January 1st was the start of a new plan year and for many employee benefit plans and those charged with governance may take the first quarter of 2019 to review plan provisions, benchmark investments or evaluate service providers. One area that should be reviewed is the balance in the forfeiture account. A forfeiture account is often a catch-all for forfeitures from a variety of sources, including non-discrimination testing failures, certain participant breaks-in-service, account balances for lost participants, and uncashed checks.
It’s the responsibility of those charged with governance for the plan to ensure these forfeitures are handled properly and in accordance with the plan document. While the process seems simple, the forfeiture account can be challenging to manage. Here are six things plan sponsors should know about forfeiture accounts.
1. Keep Good Records
A forfeiture account is often a catch-all for forfeitures from a variety of sources, including non-discrimination testing failures, certain participant breaks-in-service, account balances for lost participants and uncashed checks. It’s important to track the source of forfeited assets as some funds, such as uncashed checks, represent fully vested balances that have restricted use. Keeping good records also simplifies the transition process when changing service providers as trying to recreate and/or reconcile details of the forfeiture account can be a significant headache.
2. Follow the Plan
By law, forfeited assets must be distributed in ways that benefit the plan and participants. In general, the assets may be used to pay plan administrative expenses, reduce employer contributions, allocate an extra contribution to all participants or restore forfeited assets (such as for rehired employees). Some plans have very specific restrictions on how and when forfeitures may be used. Plans risk disqualification if forfeited assets are spent in ways not outlined by the plan document.
When using forfeitures to reduce employer contributions, those charged with governance need to verify that only nonvested assets are used. For example, if the forfeiture account has a $10,000 balance, of which $6,000 is nonvested assets and $4,000 is uncashed checks, the $4,000 cannot be distributed for the benefit of the plan or its participants since uncashed checks are fully vested.
3. Be On Time
The plan document should note when the assets are to be distributed. As a general rule, forfeitures must be used by the end of the plan year during which they were transferred to the account, but in certain cases may be used by the end of the plan year following the year of transfer. It’s critical to remember forfeitures cannot be rolled over year after year; follow the plan document to prevent this from happening.
Recordkeepers can help manage these distributions with quarterly or other timely reminders reporting the forfeiture account balance. Those charged with governance should check with the service provider to see what notification or other assistance is available.
The Internal Revenue Service (IRS) and the Department of Labor (DOL) also expect plans to allocate forfeited assets on a timely basis. Forfeitures held unallocated for longer than permitted by the plan document, may be corrected using the IRS Employee Plans Compliance Resolution System (ECPRS). It may also be possible to go through the voluntary correction process without having to involve the IRS.
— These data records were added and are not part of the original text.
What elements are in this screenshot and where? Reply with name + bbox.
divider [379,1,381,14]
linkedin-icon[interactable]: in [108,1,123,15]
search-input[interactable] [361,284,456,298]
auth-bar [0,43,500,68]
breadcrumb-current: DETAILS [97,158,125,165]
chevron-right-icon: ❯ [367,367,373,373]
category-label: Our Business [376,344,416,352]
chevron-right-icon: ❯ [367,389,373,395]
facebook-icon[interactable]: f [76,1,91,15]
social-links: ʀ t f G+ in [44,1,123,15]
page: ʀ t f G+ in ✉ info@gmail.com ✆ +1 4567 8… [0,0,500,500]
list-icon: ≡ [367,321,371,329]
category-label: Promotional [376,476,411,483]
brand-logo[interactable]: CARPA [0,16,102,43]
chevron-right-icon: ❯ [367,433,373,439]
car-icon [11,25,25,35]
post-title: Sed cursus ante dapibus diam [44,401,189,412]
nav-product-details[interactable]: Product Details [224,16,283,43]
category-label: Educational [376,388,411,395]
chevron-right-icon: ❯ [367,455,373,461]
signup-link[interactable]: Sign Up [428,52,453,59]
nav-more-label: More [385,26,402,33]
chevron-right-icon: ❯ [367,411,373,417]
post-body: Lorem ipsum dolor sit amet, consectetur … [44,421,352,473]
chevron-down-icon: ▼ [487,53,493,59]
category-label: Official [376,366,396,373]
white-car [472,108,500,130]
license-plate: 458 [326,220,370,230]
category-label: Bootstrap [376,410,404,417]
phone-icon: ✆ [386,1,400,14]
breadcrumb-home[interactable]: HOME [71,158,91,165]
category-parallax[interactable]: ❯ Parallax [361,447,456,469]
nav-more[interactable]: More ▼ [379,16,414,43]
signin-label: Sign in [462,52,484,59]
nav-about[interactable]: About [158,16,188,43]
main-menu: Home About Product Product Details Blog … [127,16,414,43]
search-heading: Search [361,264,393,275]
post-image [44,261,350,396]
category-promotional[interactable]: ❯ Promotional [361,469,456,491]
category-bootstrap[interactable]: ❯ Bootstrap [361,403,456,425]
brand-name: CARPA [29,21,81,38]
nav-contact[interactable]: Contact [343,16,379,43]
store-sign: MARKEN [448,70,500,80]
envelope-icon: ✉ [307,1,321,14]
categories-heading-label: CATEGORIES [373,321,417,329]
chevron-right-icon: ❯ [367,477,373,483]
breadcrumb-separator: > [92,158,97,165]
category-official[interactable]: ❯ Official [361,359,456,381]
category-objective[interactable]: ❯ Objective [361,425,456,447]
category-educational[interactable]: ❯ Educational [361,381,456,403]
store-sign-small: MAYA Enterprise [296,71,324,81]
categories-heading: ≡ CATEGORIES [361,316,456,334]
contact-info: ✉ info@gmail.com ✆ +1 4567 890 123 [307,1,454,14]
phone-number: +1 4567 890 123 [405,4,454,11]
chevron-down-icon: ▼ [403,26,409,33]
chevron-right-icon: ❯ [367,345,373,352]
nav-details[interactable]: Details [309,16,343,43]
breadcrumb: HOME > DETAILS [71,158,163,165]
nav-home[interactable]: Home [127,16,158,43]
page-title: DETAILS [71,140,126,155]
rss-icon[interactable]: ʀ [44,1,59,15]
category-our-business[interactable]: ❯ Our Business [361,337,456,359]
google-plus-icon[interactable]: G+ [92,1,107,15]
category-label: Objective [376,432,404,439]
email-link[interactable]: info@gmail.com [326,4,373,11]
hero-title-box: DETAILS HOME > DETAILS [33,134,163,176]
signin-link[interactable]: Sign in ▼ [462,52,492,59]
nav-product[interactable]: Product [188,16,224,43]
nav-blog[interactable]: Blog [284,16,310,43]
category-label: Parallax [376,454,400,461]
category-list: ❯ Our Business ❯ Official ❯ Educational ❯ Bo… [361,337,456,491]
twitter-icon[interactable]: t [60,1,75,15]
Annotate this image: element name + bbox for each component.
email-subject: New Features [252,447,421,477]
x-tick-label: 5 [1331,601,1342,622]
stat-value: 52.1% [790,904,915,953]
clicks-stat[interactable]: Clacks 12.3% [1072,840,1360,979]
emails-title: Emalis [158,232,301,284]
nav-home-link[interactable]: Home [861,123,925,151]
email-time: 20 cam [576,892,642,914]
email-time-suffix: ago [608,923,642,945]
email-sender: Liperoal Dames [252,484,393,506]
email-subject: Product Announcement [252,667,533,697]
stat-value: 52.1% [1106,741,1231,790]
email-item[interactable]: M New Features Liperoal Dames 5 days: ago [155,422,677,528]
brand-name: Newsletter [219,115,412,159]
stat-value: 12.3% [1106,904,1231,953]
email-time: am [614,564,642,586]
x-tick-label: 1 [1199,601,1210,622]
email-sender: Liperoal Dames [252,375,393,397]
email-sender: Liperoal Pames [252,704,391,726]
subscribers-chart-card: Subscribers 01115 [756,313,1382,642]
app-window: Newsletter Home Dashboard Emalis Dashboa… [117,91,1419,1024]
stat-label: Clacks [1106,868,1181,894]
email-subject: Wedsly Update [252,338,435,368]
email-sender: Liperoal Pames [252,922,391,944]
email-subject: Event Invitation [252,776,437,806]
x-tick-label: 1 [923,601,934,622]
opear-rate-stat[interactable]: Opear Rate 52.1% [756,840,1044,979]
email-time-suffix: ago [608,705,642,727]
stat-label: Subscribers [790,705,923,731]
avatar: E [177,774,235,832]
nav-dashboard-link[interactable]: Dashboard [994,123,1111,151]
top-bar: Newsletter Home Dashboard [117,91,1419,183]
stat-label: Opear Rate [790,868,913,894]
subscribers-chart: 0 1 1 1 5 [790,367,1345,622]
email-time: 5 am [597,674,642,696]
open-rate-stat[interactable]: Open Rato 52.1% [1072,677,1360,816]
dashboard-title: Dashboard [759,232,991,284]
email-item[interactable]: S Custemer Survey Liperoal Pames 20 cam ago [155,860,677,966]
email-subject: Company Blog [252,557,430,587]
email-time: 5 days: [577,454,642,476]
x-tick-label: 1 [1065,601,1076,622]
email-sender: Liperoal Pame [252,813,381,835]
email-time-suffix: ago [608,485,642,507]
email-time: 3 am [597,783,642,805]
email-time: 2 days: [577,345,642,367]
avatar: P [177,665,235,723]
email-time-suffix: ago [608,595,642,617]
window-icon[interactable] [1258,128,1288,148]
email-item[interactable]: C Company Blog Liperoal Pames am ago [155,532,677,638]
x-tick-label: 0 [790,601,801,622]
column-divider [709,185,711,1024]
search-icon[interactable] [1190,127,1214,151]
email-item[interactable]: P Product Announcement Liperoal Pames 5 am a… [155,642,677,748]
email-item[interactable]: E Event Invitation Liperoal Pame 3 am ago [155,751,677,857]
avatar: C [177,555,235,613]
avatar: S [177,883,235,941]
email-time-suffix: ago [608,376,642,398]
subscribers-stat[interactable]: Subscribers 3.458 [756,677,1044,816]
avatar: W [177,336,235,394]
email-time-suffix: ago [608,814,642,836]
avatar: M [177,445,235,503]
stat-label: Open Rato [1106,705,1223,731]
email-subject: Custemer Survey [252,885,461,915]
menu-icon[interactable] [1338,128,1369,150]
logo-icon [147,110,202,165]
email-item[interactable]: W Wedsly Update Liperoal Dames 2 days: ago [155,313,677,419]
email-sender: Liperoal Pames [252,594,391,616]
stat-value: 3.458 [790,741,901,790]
4. New Use for Forfeitures
Recently released IRS final regulations permit funding non-elective contributions (QNECs), qualified matching contributions (QMACs), and safe harbor contributions with forfeited assets. Previously, forfeitures could not be disbursed to fund these contributions due to certain funding restrictions. It’s important to check that the plan document allows the use of forfeitures to reduce employer contributions and does not prohibit their use to fund QNECs, QMACs or safe harbor contributions as a plan amendment may be needed in order to use forfeitures for these purposes.